Essai nouveauté - Audi RS4: du bonheur tout simplement
Un moteur digne d'une pièce orfèvrerie
La RS 4 marque un tournant dans la conception des modèles sportifs de
la marque aux anneaux sur de nombreux points. Tout d'abord, au niveau de la
puissance. La progression par rapport à l'ancienne génération apparue en 2000
qui développait 380 ch est impressionnante. Ensuite, les solutions choisies
sont totalement inédites puisque les ingénieurs d'Ingolstadt ne sont pas tombés
dans la facilité. Ils ont tout d'abord opté pour un V8 en lieu et place d'un V6
et celui-ci ne s'est pas vu greffer un turbo. C'est donc un important travail sur
le moteur atmosphérique qui a été effectué.
Concrètement, la RS4 est animée par le V8 4.2 FSI qui équipe la S4 mais
celui-ci a subi un traitement de choc afin de pouvoir élargir la plage
d'utilisation grâce à un nouveau calage de la distribution. Le résultat est
bluffant avec un rupteur situé à 8 250 tr/min.
Les données techniques sont du même acabit puisque ce V8 développe 420
ch soit plus de 100 chevaux au litre et 430 Nm de couple à 5 500 tr/min dont
90 % c'est à dire l'équivalent de 390 Nm est disponible entre 2 250 et 7 600
tr/min.
A l'usage, on ne peut qu'être émerveillé par le caractère de ce moteur.
Première impression, dès la mise en route qui s'effectue grâce à un bouton
placé près du frein à main, on est fasciné par le bruit du V8 qui est tout simplement
envoûtant. Mon Dieu, que le chant d'un V8 est beau. Une fois passée cette
période d'émerveillement, on découvre avec bonheur que le V8 répond à la
moindre sollicitation. Les reprises et les accélérations vous scotchent au
siège mais cela n'a rien de violent. La puissance arrive progressivement mais
régulièrement, tout comme le couple. Quel que soit le rapport engagé, la RS4
répond toujours présente. Aucun souci donc pour les dépassements. Autre bonne
nouvelle, vous n'aurez pas besoin de jouer du levier de vitesses. Ici, tout se
fait dans la facilité. Même si le V8 dispose d'une puissance importante, celui-ci se veut
relativement docile. Ainsi, au-delà de son comportement, la RS4 peut également
convenir à un usage quotidien. C'est là d'ailleurs que réside justement l'un de
ses principaux points forts puisque l'Audi RS4 est polyvalente à souhait et
peut même être menée par une personne ayant une expérience très réduite de la
conduite tant la prise en main est facile.
Cette impression est notamment due à
la boîte de vitesses mécanique à 6 rapports courts qui est un modèle de douceur
et de précision. On regrettera toutefois l'absence de boîte DSG mais
rassurez-vous celle-ci devrait arriver dans quelques mois car elle est pour
l'instant réservée aux modèles à moteurs transversaux.
Ceux qui souhaitent taquiner du chrono peuvent également le faire
puisque l'Audi RS4 peut se transformer en bête de circuit.

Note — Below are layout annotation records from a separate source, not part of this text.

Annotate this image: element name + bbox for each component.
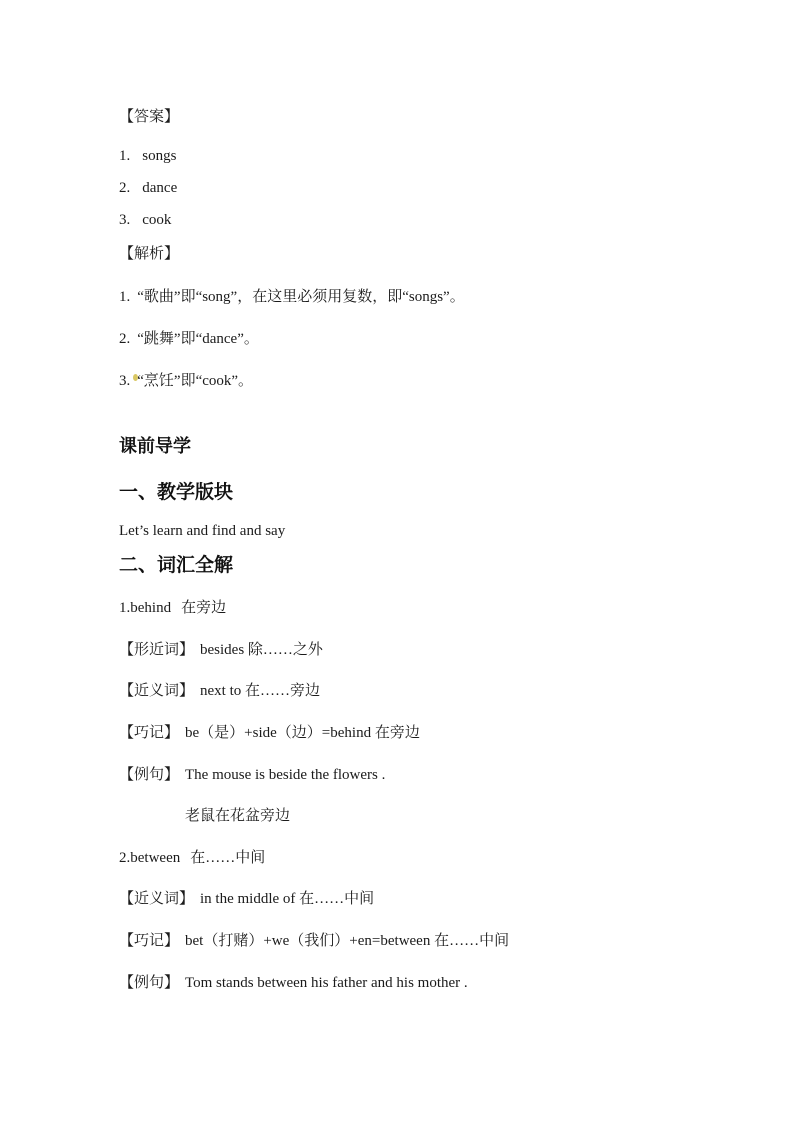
item-number: 2.	[119, 178, 130, 199]
vocab-label: 【近义词】	[119, 681, 194, 702]
item-text: dance	[142, 180, 177, 196]
answer-heading: 【答案】	[119, 107, 713, 128]
vocab-headword: 2.between在……中间	[119, 848, 713, 869]
analysis-item: 2.“跳舞”即“dance”。	[119, 329, 713, 350]
item-text: songs	[142, 148, 176, 164]
document-content: 【答案】 1.songs 2.dance 3.cook 【解析】 1.“歌曲”即…	[0, 0, 793, 994]
item-number: 3.	[119, 371, 130, 392]
analysis-heading: 【解析】	[119, 244, 713, 265]
vocab-text: next to 在……旁边	[200, 683, 320, 699]
item-text: “烹饪”即“cook”。	[137, 373, 253, 389]
vocab-text: besides 除……之外	[200, 642, 323, 658]
vocab-text: in the middle of 在……中间	[200, 891, 374, 907]
vocab-line-mnemonic: 【巧记】be（是）+side（边）=behind 在旁边	[119, 723, 713, 744]
headword-english: 2.between	[119, 848, 180, 869]
vocab-line-mnemonic: 【巧记】bet（打赌）+we（我们）+en=between 在……中间	[119, 931, 713, 952]
preview-section: 课前导学 一、教学版块 Let’s learn and find and say…	[119, 434, 713, 578]
item-number: 3.	[119, 210, 130, 231]
vocab-label: 【巧记】	[119, 723, 179, 744]
teaching-module-body: Let’s learn and find and say	[119, 521, 713, 542]
vocab-text: The mouse is beside the flowers .	[185, 767, 385, 783]
vocab-entry-behind: 1.behind在旁边 【形近词】besides 除……之外 【近义词】next…	[119, 598, 713, 827]
vocab-line-example: 【例句】The mouse is beside the flowers .	[119, 765, 713, 786]
vocab-label: 【巧记】	[119, 931, 179, 952]
item-text: “歌曲”即“song”，在这里必须用复数，即“songs”。	[137, 289, 464, 305]
answer-section: 【答案】 1.songs 2.dance 3.cook	[119, 107, 713, 231]
vocab-text: be（是）+side（边）=behind 在旁边	[185, 725, 420, 741]
vocab-text: bet（打赌）+we（我们）+en=between 在……中间	[185, 933, 509, 949]
item-number: 1.	[119, 146, 130, 167]
answer-item: 3.cook	[119, 210, 713, 231]
example-translation: 老鼠在花盆旁边	[185, 806, 713, 827]
preview-title: 课前导学	[119, 434, 713, 458]
vocab-entry-between: 2.between在……中间 【近义词】in the middle of 在………	[119, 848, 713, 994]
vocab-line-example: 【例句】Tom stands between his father and hi…	[119, 973, 713, 994]
analysis-item: 3.“烹饪”即“cook”。	[119, 371, 713, 392]
vocab-label: 【例句】	[119, 765, 179, 786]
headword-chinese: 在旁边	[181, 600, 226, 616]
item-text: “跳舞”即“dance”。	[137, 331, 259, 347]
teaching-module-heading: 一、教学版块	[119, 481, 713, 505]
yellow-dot-artifact	[133, 374, 138, 381]
headword-english: 1.behind	[119, 598, 171, 619]
vocab-label: 【例句】	[119, 973, 179, 994]
analysis-section: 【解析】 1.“歌曲”即“song”，在这里必须用复数，即“songs”。 2.…	[119, 244, 713, 392]
vocab-label: 【形近词】	[119, 640, 194, 661]
vocab-label: 【近义词】	[119, 889, 194, 910]
vocabulary-heading: 二、词汇全解	[119, 554, 713, 578]
vocab-line-synonym: 【近义词】in the middle of 在……中间	[119, 889, 713, 910]
vocab-headword: 1.behind在旁边	[119, 598, 713, 619]
analysis-item: 1.“歌曲”即“song”，在这里必须用复数，即“songs”。	[119, 287, 713, 308]
document-page: 【答案】 1.songs 2.dance 3.cook 【解析】 1.“歌曲”即…	[0, 0, 793, 1122]
item-text: cook	[142, 212, 171, 228]
vocab-line-synonym: 【近义词】next to 在……旁边	[119, 681, 713, 702]
answer-item: 1.songs	[119, 146, 713, 167]
vocab-text: Tom stands between his father and his mo…	[185, 975, 468, 991]
item-number: 2.	[119, 329, 130, 350]
vocab-line-similar-form: 【形近词】besides 除……之外	[119, 640, 713, 661]
answer-item: 2.dance	[119, 178, 713, 199]
item-number: 1.	[119, 287, 130, 308]
headword-chinese: 在……中间	[190, 850, 265, 866]
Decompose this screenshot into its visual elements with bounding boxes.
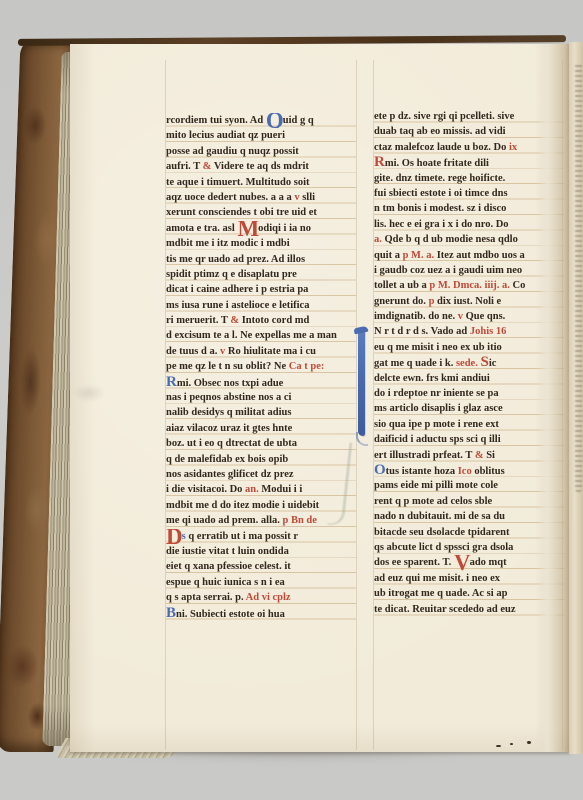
script-text: gnerunt do.: [374, 296, 429, 307]
script-text: nado n dubitauit. mi de sa du: [374, 511, 505, 522]
text-line: i die visitacoi. Do an. Modui i i: [166, 482, 356, 497]
text-line: ri meruerit. T & Intoto cord md: [166, 313, 356, 328]
next-page-text-showthrough: [575, 62, 582, 492]
rubric-text: Ad vi cplz: [246, 592, 291, 603]
script-text: duab taq ab eo missis. ad vidi: [374, 126, 506, 137]
rubric-text: p M. Dmca. iiij. a.: [429, 280, 510, 291]
script-text: gite. dnz timete. rege hoificte.: [374, 173, 505, 184]
script-text: espue q huic iunica s n i ea: [166, 577, 285, 588]
script-text: te dicat. Reuitar scededo ad euz: [374, 604, 516, 615]
script-text: mdbit me d do itez modie i uidebit: [166, 500, 319, 511]
script-text: ms articlo disaplis i glaz asce: [374, 403, 503, 414]
script-text: dicat i caine adhere i p estria pa: [166, 284, 308, 295]
script-text: amota e tra. asl: [166, 223, 237, 234]
rubric-text: D: [166, 529, 182, 544]
script-text: sio qua ipe p mote i rene ext: [374, 419, 499, 430]
rubric-text: a.: [374, 234, 382, 245]
script-text: ub itrogat me q uade. Ac si ap: [374, 588, 507, 599]
script-text: oblitus: [472, 466, 505, 477]
rubric-text: ix: [509, 142, 517, 153]
rubric-text: p Bn de: [282, 515, 316, 526]
script-text: me qi uado ad prem. alla.: [166, 515, 282, 526]
script-text: ete p dz. sive rgi qi pcelleti. sive: [374, 111, 514, 122]
script-text: Itez aut mdbo uos a: [434, 250, 525, 261]
script-text: bitacde seu dsolacde tpidarent: [374, 527, 509, 538]
script-text: mi. Obsec nos txpi adue: [177, 378, 283, 389]
script-text: Qde b q d ub modie nesa qdlo: [382, 234, 518, 245]
text-line: d excisum te a l. Ne expellas me a man: [166, 328, 356, 343]
script-text: aiaz vilacoz uraz it gtes hnte: [166, 423, 292, 434]
text-line: nos asidantes glificet dz prez: [166, 467, 356, 482]
text-line: dicat i caine adhere i p estria pa: [166, 282, 356, 297]
text-line: de tuus d a. v Ro hiulitate ma i cu: [166, 344, 356, 359]
text-line: Bni. Subiecti estote oi hua: [166, 606, 356, 621]
script-text: gat me q uade i k.: [374, 358, 456, 369]
rubric-text: S: [480, 355, 488, 370]
script-text: q erratib ut i ma possit r: [186, 531, 298, 542]
rubric-text: Ca t pe:: [289, 361, 325, 372]
illuminated-initial-i: [358, 330, 365, 436]
script-text: dix iust. Noli e: [434, 296, 501, 307]
script-text: de tuus d a.: [166, 346, 220, 357]
text-line: nas i peqnos abstine nos a ci: [166, 390, 356, 405]
script-text: tus istante hoza: [386, 466, 458, 477]
script-text: uid g q: [283, 115, 314, 126]
text-line: espue q huic iunica s n i ea: [166, 575, 356, 590]
text-column-left: rcordiem tui syon. Ad Quid g qmito leciu…: [166, 113, 356, 625]
rubric-text: M: [237, 221, 258, 236]
script-text: d excisum te a l. Ne expellas me a man: [166, 330, 337, 341]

Pour cela, il suffit
de presser sur le bouton "S" se trouvant sur le coté droit du volant.
Cette action entraîne trois changements conséquents: tout d'abord une ouverture
de clapets supplémentaires au niveau de l'échappement qui augmente encore la
sonorité du V8, ensuite une réponse plus directe de la pédale d'accélérateur et
enfin une adaptation automobile du baquet à la morphologie du pilote. Difficile
de faire mieux.
Les performances vont d'ailleurs dans ce sens. Même si la vitesse
maximale est bridée électroniquement, l'Audi RS4 dans une version libre devrait
dépasser les 300 km/h. Le plus impressionnant est sans aucun doute les
accélérations puisque le 0 à 100 km/h est abattu en 4,8 secondes soit des
chronos identiques à ceux d'une Ferrari F430 ou d'une Porsche 911 (997). Les
200 km/h sont atteints en 16,6 secondes soit 0.2 s de plus que la belle italienne.
Exceptionnel pour une berline familiale.
Côté consommation, pas de surprise à attendre même si le constructeur annonce une moyenne mixte de 13.4 l/100 km. Celle-ci devrait allègrement dépasser les 20 l/100 km en conduite sportive.